Tuesday, January 03, 2006
2006 : The fun begins
Arkansas Bar Gal
A cowgirl, who is visiting Texas from Arkansas, walks into a bar
and orders three mugs of Bud. She sits in the back of the room,
drinking a sip out of each one in turn. When she finishes them,
she comes back to the bar and orders three more.
The bartender approaches and tells the cowgirl, "You know, a mug
goes flat after I draw it. It would taste better if you bought one at a time."
The cowgirl replies, "Well, you see, I have two sisters. One is in Australia,
the other is in Dublin.
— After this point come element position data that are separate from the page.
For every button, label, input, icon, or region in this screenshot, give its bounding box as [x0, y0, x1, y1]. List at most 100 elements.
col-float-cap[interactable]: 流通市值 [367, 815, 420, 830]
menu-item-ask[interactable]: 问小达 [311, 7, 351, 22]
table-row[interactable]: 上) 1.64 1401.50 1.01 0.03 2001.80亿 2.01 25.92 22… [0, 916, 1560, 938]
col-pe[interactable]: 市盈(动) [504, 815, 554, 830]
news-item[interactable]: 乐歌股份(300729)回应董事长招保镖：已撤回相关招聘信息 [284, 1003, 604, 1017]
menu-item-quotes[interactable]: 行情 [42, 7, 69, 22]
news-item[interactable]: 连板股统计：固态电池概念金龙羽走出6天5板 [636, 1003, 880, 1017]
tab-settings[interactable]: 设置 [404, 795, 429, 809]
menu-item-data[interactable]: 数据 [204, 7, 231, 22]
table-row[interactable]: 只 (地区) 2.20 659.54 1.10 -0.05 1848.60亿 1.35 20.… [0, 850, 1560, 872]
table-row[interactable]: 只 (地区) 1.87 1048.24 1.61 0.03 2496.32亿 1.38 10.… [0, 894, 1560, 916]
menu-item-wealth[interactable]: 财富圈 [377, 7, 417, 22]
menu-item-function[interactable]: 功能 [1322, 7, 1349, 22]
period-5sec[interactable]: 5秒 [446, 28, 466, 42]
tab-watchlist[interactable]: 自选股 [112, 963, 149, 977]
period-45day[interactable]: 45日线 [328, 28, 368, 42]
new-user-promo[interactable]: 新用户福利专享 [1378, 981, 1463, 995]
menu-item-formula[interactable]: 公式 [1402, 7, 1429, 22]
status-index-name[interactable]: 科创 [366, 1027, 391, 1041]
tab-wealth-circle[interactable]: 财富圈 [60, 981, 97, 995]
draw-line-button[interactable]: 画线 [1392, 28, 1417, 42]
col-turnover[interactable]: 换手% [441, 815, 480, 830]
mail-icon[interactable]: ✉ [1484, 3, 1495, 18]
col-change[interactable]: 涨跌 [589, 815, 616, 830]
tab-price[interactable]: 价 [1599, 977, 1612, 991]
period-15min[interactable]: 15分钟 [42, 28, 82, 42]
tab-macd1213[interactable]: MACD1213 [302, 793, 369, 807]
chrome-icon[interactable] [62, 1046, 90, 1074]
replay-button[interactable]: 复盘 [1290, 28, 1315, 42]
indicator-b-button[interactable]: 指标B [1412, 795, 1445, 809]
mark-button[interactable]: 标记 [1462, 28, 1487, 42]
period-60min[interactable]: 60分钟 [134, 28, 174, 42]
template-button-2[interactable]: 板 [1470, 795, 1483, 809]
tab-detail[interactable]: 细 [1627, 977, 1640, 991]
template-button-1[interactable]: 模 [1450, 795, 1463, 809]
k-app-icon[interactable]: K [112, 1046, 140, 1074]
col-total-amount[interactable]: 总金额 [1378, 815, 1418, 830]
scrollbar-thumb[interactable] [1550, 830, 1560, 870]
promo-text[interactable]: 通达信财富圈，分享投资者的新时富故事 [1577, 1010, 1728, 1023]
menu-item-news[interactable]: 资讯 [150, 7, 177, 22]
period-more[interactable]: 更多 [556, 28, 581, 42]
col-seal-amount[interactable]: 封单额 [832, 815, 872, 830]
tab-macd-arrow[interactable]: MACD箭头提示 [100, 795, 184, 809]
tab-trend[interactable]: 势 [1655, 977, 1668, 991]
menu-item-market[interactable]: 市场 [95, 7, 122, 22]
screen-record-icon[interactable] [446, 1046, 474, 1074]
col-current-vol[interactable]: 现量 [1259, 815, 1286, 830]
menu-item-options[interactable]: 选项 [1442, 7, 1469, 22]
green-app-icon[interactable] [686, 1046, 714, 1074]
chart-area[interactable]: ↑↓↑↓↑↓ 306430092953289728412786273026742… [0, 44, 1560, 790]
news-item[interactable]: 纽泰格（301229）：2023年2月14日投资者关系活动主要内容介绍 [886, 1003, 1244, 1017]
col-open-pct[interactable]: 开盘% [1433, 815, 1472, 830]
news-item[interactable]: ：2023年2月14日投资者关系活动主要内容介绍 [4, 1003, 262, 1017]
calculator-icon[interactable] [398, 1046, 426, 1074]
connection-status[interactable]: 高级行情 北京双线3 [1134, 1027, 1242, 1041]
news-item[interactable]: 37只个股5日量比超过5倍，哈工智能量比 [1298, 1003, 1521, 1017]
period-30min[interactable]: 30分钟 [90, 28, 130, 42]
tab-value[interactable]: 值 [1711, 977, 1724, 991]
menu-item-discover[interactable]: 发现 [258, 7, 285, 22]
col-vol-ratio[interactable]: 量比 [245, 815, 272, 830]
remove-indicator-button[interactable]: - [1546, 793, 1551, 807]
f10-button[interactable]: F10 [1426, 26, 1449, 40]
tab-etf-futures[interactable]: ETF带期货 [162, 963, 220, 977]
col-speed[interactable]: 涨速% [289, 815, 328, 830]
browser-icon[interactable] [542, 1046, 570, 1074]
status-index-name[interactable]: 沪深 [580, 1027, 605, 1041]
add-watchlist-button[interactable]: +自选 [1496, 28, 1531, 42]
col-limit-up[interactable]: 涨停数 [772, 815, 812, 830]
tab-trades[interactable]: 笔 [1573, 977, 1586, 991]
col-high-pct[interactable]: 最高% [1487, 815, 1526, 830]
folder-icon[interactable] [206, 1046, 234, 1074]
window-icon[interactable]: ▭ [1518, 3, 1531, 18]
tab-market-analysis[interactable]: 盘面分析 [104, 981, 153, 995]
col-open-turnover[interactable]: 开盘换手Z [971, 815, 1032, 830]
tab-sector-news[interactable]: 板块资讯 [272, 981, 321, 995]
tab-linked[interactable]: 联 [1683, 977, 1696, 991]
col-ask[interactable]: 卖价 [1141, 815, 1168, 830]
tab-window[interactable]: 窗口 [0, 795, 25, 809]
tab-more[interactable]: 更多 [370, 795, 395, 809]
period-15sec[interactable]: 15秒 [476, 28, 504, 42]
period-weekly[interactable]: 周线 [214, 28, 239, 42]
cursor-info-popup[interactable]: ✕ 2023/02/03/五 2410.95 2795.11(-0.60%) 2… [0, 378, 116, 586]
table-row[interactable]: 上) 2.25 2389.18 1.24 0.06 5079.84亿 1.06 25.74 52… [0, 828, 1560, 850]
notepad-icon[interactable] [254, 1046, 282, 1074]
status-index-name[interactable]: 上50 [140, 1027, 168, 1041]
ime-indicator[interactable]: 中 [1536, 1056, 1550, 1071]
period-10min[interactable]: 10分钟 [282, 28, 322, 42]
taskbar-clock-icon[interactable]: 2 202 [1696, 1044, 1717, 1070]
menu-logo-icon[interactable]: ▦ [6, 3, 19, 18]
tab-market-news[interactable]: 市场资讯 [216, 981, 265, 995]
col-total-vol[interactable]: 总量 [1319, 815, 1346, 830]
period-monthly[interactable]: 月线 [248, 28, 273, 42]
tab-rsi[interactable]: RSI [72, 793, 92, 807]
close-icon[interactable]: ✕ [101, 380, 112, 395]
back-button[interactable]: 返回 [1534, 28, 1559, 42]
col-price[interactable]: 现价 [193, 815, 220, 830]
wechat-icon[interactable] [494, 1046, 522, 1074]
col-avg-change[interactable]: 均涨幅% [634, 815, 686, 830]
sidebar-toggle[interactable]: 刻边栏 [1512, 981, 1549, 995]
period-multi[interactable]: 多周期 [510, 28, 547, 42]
When we all left our home in Arkansas, we promised
that we'd drink this way to remember the days when we drank together.
So I'm drinking one beer for each of my sisters and one for myself."
The bartender admits that this is a nice custom, and leaves it there.
The cowgirl becomes a regular in the bar, and always drinks the same way.
She orders three mugs and drinks them in turn. One day, she comes in and
only orders two mugs. All the regulars take notice and fall silent. When she
comes back to the bar for the second round, the bartender says, "I don't want
to intrude on your grief, but I wanted to offer my condolences on your loss."
The cowgirl looks quite puzzled for a moment, then a light dawns in her eyes
and she laughs. "Oh, no, everybody's just fine," she explains," It's just that my
husband and I joined the Baptist Church and I had to quit drinking.
Hasn't affected my sisters though!"
Four women were driving across the country. Each one was from a different
state: Idaho, Iowa, Nevada and California. Shortly after the trip began, the
woman from Idaho started pulling potatoes from her bag and throwing them
out of the window.
"What the heck are you doing?" demanded the Nebraskan.
"We have so many of these darn things in Idaho, I am just sick of looking at them!"
A moment later, the gal from Iowa began pulling ears of corn from her bag and
tossing them from the window.
"What are you doing that for?" asked the gal from California. "We have so many
of these things in Iowa, I am just sick of looking at them!"
Inspired, the gal from Nevada opened the car door and pushed the Californian out.